Most days Atlas meets me here.

Sometimes we talk.

Sometimes we stand shoulder to shoulder, staring at cargo like two people pretending they aren’t thinking about ripping each other’s clothes off.

He was here earlier.

Leaning against a container like he owns gravity.

Looking at me like he’s studying the weaknesses in my armor.

Then he disappeared.

Or I guess I didn’t see him leave.

Not unusual.

Not alarming.

Lawyers are always the last ones around.

We’re the ones double-checking signatures, verifying cargo manifests, making sure the world doesn’t implode because some intern put a decimal in the wrong place.

Numbers are the devil.

I stand by that statement.

Anyway.

It’s late.

The sky is one shade away from pitch black.
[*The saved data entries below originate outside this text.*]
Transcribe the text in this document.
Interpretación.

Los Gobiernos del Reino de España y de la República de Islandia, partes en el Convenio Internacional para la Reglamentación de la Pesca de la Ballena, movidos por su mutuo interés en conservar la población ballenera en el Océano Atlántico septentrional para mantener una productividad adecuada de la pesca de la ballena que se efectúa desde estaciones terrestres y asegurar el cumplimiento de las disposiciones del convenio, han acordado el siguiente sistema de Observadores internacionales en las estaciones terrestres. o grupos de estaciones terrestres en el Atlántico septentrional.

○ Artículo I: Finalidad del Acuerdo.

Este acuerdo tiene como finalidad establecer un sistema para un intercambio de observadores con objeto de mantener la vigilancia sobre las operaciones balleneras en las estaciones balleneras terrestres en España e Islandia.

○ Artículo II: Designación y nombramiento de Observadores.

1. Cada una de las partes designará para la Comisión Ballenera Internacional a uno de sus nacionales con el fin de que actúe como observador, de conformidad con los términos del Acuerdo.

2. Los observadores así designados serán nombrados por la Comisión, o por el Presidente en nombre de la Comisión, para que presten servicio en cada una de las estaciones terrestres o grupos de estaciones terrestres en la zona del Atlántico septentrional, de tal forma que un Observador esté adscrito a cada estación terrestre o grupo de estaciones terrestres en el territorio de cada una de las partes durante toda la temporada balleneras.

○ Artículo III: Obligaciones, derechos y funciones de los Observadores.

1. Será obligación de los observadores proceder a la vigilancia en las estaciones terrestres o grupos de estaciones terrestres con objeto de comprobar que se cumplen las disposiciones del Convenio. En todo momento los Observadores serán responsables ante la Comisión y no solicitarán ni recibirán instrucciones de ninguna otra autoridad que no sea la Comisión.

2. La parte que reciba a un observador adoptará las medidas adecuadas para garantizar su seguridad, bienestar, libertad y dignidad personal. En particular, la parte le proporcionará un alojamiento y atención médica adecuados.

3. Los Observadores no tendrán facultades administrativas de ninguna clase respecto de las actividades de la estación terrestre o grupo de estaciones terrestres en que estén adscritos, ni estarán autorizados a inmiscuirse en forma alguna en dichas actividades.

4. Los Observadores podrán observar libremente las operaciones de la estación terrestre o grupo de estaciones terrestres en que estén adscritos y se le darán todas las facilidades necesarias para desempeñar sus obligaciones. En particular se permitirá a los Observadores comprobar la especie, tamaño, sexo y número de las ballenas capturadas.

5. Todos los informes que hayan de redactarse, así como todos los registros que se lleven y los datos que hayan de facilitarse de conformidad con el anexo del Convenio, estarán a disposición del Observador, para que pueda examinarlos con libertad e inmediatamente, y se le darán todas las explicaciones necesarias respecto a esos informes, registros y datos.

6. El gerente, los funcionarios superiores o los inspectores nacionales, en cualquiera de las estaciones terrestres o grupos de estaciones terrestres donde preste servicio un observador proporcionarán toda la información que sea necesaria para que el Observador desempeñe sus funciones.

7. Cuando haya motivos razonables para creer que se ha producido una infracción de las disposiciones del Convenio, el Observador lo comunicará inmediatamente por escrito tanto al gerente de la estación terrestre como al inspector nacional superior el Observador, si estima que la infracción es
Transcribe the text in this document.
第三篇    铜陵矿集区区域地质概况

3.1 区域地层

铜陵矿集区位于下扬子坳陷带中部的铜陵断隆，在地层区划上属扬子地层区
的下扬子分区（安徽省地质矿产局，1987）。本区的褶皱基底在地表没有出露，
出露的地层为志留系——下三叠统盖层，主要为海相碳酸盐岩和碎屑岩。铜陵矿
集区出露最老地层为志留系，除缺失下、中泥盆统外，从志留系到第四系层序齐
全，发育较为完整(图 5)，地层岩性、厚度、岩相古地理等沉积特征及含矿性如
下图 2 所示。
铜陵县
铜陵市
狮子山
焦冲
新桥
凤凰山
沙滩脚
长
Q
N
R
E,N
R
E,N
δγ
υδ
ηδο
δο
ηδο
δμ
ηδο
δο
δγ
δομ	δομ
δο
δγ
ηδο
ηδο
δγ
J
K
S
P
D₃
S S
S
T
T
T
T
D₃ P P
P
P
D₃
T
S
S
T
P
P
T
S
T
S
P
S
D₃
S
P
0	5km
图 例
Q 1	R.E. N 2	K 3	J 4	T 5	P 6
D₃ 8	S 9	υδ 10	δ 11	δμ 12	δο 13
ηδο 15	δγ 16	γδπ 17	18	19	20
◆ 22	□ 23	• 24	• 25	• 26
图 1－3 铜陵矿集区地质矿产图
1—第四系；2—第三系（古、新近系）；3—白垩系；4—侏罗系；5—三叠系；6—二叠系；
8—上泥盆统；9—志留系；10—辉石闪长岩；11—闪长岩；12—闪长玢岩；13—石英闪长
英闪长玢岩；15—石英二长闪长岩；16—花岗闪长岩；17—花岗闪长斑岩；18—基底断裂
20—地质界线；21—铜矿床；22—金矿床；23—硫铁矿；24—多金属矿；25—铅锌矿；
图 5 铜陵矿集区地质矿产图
The docks are almost empty—quiet except for the hum of the cranes settling into their sleep cycle.

And I’m still here.

“Cece, you good?” Nico asks for the seventh time in an hour.

Before I can answer, Sammy chimes in, “You sure you don’t want us sticking around? Just in case?—”

I snap.

“Oh my fucking God—if you two don’t get out of here, I’m calling both your wives and telling them you had lunch at the strip club on Tonnollee Avenue.”

Sammy freezes, gum halfway to his mouth.

“What the hell, Cece?”

“That’s cold, cuz,” Nico says, laughing like the menace he is.

He leans down and kisses the top of my head—annoyingly big brother–coded even though we’re the same damn age.

“You’re mean when you’re stressed, you know that?”

“Then leave before I get meaner,” I warn, narrowing my eyes in the exact way Abuela taught us.